November 11 2010 (Chris Moore)
Freddie Mac today released the results of its Primary Mortgage Market Survey® (PMMS®), which found that the 30-year fixed-rate mortgage (FRM) and the 15-year (FRM) set new records for all-time lows. The 5-year ARM also reached another new low in the survey while the 1-year ARM remained at its nadir.
- 30-year fixed-rate mortgage (FRM) averaged 4.17 percent with an average 0.8 point for the week ending November 11, 2010, down from last week when it averaged 4.24 percent. Last year at this time, the 30-year FRM averaged 4.91 percent.

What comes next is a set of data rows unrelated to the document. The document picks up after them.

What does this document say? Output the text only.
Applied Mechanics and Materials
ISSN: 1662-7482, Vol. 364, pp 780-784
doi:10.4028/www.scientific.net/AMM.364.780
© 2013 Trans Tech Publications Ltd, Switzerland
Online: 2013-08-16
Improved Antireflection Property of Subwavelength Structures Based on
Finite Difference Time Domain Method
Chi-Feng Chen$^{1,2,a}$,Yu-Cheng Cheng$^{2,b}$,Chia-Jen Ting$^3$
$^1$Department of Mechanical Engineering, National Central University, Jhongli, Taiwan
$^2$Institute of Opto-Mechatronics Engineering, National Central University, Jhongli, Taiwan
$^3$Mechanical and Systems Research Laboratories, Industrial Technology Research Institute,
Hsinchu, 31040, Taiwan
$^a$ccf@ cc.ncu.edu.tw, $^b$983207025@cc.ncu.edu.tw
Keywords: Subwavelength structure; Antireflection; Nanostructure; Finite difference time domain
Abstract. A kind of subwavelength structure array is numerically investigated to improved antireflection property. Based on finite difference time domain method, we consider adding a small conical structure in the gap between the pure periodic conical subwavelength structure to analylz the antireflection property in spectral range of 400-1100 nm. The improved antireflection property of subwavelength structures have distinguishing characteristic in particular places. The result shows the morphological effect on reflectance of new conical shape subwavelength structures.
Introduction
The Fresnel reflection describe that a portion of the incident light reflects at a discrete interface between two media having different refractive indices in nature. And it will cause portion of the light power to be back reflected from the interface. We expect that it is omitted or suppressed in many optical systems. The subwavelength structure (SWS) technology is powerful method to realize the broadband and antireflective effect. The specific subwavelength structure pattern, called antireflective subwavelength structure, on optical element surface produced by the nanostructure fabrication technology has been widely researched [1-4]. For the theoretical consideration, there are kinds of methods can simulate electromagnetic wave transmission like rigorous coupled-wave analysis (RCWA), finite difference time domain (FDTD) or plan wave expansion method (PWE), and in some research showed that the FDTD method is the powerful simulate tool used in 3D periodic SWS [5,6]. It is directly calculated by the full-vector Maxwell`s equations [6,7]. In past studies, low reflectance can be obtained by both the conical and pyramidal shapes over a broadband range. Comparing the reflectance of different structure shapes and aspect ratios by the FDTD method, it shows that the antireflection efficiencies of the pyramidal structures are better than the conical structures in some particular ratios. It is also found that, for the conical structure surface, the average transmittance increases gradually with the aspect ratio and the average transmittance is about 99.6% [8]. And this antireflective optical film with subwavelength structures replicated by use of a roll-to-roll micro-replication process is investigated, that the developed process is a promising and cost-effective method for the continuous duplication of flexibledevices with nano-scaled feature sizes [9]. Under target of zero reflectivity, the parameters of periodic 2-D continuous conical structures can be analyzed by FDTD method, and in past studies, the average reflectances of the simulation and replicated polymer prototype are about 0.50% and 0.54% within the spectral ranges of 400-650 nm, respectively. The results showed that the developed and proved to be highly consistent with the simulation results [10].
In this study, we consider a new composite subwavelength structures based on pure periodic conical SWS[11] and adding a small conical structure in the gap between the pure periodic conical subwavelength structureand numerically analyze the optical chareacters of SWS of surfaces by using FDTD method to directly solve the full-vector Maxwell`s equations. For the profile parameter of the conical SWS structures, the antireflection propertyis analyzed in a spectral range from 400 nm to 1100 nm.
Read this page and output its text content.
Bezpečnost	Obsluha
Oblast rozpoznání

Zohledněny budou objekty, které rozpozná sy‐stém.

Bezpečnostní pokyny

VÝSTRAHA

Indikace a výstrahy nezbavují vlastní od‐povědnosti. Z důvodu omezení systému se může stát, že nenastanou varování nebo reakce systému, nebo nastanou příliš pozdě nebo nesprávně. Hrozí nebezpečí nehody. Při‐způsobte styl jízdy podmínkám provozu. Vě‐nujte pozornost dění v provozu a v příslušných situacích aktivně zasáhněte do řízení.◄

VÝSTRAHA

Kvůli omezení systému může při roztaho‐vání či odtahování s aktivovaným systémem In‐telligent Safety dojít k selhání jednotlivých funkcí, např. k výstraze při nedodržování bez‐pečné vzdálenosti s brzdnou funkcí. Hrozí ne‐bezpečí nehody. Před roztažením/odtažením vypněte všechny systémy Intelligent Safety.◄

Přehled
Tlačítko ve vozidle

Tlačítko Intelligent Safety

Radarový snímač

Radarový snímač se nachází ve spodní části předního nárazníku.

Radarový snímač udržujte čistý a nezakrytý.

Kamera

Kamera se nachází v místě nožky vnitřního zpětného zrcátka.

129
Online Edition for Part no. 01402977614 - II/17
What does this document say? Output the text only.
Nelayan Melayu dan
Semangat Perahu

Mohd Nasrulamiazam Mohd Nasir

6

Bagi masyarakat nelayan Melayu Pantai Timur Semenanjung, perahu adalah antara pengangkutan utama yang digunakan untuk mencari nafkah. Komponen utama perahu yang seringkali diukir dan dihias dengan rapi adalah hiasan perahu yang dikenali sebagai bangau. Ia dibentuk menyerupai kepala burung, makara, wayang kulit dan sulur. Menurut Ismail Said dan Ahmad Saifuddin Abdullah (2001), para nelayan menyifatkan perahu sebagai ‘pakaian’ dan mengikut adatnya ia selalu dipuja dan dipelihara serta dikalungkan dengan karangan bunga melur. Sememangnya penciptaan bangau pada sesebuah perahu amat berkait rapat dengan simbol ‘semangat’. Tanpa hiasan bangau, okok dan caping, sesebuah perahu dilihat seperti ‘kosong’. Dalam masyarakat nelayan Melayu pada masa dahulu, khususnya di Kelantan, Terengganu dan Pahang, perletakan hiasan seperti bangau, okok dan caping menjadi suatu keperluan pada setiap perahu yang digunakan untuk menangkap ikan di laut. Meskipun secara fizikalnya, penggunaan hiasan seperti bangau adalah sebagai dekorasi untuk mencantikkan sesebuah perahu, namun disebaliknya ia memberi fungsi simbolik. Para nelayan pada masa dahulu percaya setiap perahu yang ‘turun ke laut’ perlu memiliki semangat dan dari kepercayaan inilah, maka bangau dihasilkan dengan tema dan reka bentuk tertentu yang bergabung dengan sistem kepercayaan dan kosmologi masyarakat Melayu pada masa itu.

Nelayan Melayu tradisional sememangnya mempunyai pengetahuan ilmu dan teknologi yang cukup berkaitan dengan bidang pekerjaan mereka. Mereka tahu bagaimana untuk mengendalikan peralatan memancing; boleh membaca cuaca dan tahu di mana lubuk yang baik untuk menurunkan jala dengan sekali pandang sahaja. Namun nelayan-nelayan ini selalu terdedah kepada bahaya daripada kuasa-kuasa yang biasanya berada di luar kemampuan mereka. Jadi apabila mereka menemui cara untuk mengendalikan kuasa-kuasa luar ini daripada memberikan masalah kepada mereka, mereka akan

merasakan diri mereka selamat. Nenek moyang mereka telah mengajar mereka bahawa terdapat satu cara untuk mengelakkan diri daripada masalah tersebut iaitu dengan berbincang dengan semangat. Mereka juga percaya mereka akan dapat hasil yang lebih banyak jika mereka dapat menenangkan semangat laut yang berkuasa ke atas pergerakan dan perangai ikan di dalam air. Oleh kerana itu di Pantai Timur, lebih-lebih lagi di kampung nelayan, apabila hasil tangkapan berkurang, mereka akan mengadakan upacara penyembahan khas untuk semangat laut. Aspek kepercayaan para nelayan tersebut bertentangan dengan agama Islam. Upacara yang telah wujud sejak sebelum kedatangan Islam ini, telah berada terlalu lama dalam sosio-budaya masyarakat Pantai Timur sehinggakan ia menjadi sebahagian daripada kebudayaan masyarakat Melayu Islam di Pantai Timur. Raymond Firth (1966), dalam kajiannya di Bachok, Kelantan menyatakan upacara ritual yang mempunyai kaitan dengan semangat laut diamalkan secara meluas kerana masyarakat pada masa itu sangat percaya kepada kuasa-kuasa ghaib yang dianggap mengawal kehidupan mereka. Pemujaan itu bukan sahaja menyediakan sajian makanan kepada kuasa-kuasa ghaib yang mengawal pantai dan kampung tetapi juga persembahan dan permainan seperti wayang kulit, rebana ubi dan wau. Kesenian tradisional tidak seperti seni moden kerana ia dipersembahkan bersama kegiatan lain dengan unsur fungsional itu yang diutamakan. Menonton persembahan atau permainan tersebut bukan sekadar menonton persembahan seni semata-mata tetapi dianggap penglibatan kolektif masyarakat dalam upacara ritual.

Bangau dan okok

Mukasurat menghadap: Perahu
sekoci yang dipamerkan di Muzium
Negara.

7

- 15-year FRM this week averaged 3.57 percent with an average 0.8 point, down from last week when it averaged 3.63 percent. A year ago at this time, the 15-year FRM averaged 4.36 percent.
- 5-year Treasury-indexed hybrid adjustable-rate mortgage (ARM) averaged 3.25 percent this week, with an average 0.7 point, down from last week when it averaged 3.39 percent. A year ago, the 5-year ARM averaged 4.29 percent.
- 1-year Treasury-indexed ARM averaged 3.26 percent this week with an average 0.7 point, unchanged from last week when it also averaged 3.26 percent. At this time last year, the 1-year ARM averaged 4.46 percent.
Frank Nothaft, vice president and chief economist of Freddie Mac stated, “Following the Federal Reserve (Fed) November 3rd policy announcement that it plans to purchase up to $600 billion in government securities, Treasury bond yields initially fell and then gradually rose again. This allowed mortgage rates to fall to record levels this week.”
“Despite historically low mortgage rates, however, the housing recovery continues to be slow owing in part to household job uncertainty and tight credit conditions. The unemployment rate has remained at 9.5 percent or higher for the past 15 months, while commercial banks tightened lending standards in 16 of the last 17 quarters, according to the Fed’s Senior Loan Officer Opinion Survey.”